Fourteen months later, I still feel the absence of my person in real time. When the kids wake up ahead of schedule and my daughter is asking me to hold her, but I have to get my other son ready for his school day. When my baby asks to ‘Ea, ea?” pointing toward the kitchen, but there is laundry to put away first. When a friend sends an invite for a fun-filled afternoon at the park, but all I can see is three hours of wrangling kids in a parental net of safety on my own. On my own. On my own.
Always on my own.
Not to mention the quieter moments when another person would be so welcomed. Friday night after the kids have fallen asleep, and a house feels like a home, and there’s no task to complete. Sunday morning as the kids walk into their Sunday School class and I enter the sanctuary, ready to raise a voice of praise. Wednesday afternoons at Mom’s kitchen counter, when the kids fill the basement with sounds of playing and Mom bustles about getting dinner ready.
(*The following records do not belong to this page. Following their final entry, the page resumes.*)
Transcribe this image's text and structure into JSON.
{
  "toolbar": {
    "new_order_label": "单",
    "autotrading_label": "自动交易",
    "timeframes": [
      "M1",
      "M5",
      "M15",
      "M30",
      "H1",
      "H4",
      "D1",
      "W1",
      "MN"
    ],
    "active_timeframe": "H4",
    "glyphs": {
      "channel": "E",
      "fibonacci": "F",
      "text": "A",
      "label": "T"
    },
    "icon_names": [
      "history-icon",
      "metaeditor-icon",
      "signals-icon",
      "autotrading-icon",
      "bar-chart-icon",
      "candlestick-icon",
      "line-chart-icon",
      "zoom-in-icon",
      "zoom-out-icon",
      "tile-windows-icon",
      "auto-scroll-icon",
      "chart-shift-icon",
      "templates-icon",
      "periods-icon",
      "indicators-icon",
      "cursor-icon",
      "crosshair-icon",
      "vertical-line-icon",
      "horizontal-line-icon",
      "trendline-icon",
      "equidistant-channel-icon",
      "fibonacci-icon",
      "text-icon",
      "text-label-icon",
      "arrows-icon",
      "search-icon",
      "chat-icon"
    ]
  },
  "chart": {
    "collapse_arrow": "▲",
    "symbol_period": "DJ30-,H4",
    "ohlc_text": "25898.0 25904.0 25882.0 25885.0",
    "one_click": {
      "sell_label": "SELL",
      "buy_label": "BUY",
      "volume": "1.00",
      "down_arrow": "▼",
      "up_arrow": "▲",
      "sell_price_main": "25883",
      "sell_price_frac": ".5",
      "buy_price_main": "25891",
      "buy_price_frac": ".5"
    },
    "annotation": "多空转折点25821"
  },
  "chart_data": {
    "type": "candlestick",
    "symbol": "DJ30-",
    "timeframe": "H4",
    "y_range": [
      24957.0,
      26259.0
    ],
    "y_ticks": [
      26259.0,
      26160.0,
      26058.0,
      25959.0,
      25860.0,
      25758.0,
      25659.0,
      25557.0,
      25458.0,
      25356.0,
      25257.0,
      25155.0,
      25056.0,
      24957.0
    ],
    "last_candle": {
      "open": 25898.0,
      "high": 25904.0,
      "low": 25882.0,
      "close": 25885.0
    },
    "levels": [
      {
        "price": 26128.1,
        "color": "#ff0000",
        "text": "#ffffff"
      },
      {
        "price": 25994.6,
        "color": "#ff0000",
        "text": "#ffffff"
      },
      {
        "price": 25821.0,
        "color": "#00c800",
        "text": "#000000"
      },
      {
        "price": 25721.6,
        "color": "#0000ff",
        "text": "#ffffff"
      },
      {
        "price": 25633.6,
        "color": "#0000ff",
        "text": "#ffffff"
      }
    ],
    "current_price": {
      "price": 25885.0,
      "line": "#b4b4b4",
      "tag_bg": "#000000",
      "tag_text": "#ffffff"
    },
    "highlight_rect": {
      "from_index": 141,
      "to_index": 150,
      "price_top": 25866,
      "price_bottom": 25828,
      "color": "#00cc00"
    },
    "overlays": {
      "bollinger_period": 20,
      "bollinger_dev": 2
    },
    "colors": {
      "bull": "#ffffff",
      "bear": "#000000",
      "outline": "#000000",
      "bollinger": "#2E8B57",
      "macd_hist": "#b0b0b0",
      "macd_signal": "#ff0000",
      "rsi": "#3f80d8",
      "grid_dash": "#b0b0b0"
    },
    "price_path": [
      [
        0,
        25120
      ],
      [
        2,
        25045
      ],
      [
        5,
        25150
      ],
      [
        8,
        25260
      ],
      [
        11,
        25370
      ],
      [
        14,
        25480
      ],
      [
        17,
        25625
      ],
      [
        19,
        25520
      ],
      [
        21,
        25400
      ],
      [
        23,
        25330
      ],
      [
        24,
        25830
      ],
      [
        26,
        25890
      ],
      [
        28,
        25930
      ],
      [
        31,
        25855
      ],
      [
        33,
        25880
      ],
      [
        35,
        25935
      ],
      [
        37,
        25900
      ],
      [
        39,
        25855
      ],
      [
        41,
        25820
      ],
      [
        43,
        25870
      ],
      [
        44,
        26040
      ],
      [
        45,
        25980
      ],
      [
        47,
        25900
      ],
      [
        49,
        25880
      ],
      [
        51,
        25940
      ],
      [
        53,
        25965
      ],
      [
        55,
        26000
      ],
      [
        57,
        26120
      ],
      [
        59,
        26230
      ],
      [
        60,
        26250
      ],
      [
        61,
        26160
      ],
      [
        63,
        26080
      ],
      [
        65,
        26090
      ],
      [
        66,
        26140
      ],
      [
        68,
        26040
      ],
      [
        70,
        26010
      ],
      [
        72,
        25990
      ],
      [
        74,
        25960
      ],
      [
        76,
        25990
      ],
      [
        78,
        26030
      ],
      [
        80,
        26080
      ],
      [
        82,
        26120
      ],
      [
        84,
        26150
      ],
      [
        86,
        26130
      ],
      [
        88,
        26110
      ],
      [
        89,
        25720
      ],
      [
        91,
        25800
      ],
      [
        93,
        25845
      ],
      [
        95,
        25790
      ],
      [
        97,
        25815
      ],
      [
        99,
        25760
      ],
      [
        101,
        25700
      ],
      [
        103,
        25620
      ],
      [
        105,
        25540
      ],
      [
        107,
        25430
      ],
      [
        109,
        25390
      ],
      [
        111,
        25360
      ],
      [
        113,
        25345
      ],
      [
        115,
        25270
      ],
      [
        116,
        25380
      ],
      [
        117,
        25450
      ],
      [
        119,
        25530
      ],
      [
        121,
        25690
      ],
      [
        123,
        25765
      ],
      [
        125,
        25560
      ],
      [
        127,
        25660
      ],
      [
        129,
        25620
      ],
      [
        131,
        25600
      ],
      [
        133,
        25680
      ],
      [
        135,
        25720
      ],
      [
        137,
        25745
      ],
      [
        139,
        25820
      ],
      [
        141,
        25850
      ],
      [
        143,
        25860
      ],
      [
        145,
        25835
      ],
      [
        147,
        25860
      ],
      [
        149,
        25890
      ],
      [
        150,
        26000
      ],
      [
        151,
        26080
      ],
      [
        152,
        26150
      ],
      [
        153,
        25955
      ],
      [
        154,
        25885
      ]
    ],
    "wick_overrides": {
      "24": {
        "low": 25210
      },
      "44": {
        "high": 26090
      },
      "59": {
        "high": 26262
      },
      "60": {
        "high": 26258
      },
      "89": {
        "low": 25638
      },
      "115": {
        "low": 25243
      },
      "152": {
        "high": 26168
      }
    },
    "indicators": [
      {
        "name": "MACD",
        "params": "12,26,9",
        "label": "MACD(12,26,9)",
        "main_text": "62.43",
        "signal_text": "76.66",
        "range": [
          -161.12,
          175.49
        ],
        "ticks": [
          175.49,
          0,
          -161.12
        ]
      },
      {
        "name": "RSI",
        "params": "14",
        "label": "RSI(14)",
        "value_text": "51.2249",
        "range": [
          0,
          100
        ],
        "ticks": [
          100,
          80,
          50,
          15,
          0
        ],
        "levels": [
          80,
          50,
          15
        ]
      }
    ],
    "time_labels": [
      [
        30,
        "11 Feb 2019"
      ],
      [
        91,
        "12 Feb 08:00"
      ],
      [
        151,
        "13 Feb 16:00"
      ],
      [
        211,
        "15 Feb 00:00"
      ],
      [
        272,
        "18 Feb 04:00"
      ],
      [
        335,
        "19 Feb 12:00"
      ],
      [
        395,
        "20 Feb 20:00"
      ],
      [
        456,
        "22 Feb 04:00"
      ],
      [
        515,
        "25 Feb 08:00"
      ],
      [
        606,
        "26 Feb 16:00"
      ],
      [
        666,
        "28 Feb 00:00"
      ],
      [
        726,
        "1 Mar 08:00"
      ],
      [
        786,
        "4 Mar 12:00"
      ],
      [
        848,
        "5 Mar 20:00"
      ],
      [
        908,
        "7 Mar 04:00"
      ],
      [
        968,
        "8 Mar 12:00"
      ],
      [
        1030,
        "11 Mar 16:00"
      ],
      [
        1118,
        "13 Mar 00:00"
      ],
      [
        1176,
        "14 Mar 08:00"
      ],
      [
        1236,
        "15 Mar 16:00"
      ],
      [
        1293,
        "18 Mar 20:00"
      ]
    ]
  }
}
I think my heart changed its rhythm after he died and left me here to raise his babies. I think my heart changed its beat to match the words, “I miss you I miss you I miss you.” I can do some days and face new mornings, but there is that beating underneath.
I miss you I miss you I miss you.
Albany has plagued me these last few days. The memories of that first night, after I found him in the ER, unconscious to the beeps and bustle and crazy around him. When I asked the on-call neurosurgeon, “If this was your person, what would you do?” and he told me, “Call his brothers. Tell them to come.” The next days, as he slipped into and out of unconsciousness, his words slurring as he struggled to identify the people around him. I want to go back to, yes, even those days, when I only knew the possibility of losing him.
And then the small curtained space they transferred him to, after the external ventricular drain began to work, a windowless corner where time kept buffering, like a cheap wi-fi signal. I would go back here in an instant. Where we watched seasons of Seinfeld and Everybody Loves Raymond, and I brought him lukewarm oatmeal and off-brand chocolate milk. We’d take naps at odd hours because daylight no longer had any significance. I played Arcade Fire and Wilco through a small bluetooth speaker, trying to drown out the beeps and whirs that reminded us we were not home.
I am sorry I ever left that room.
I didn’t know it would be this empty without him here. (It is.) I didn’t know six feet could feel so deep. (It does.) The days keep going and the babies get bigger. The grass on his plot grows tall, and his stone weathers first one then another and now three seasons. People forget his absence for the most part, and I wonder if I’m expected to as well. But there it is again, beside me in bed as I fall asleep. Next to me at the kitchen table as I try to figure out the bills. In the passenger seat as I drive to work.
I miss you I miss you I miss you.
My heart keeps beating, but to this new rhythm.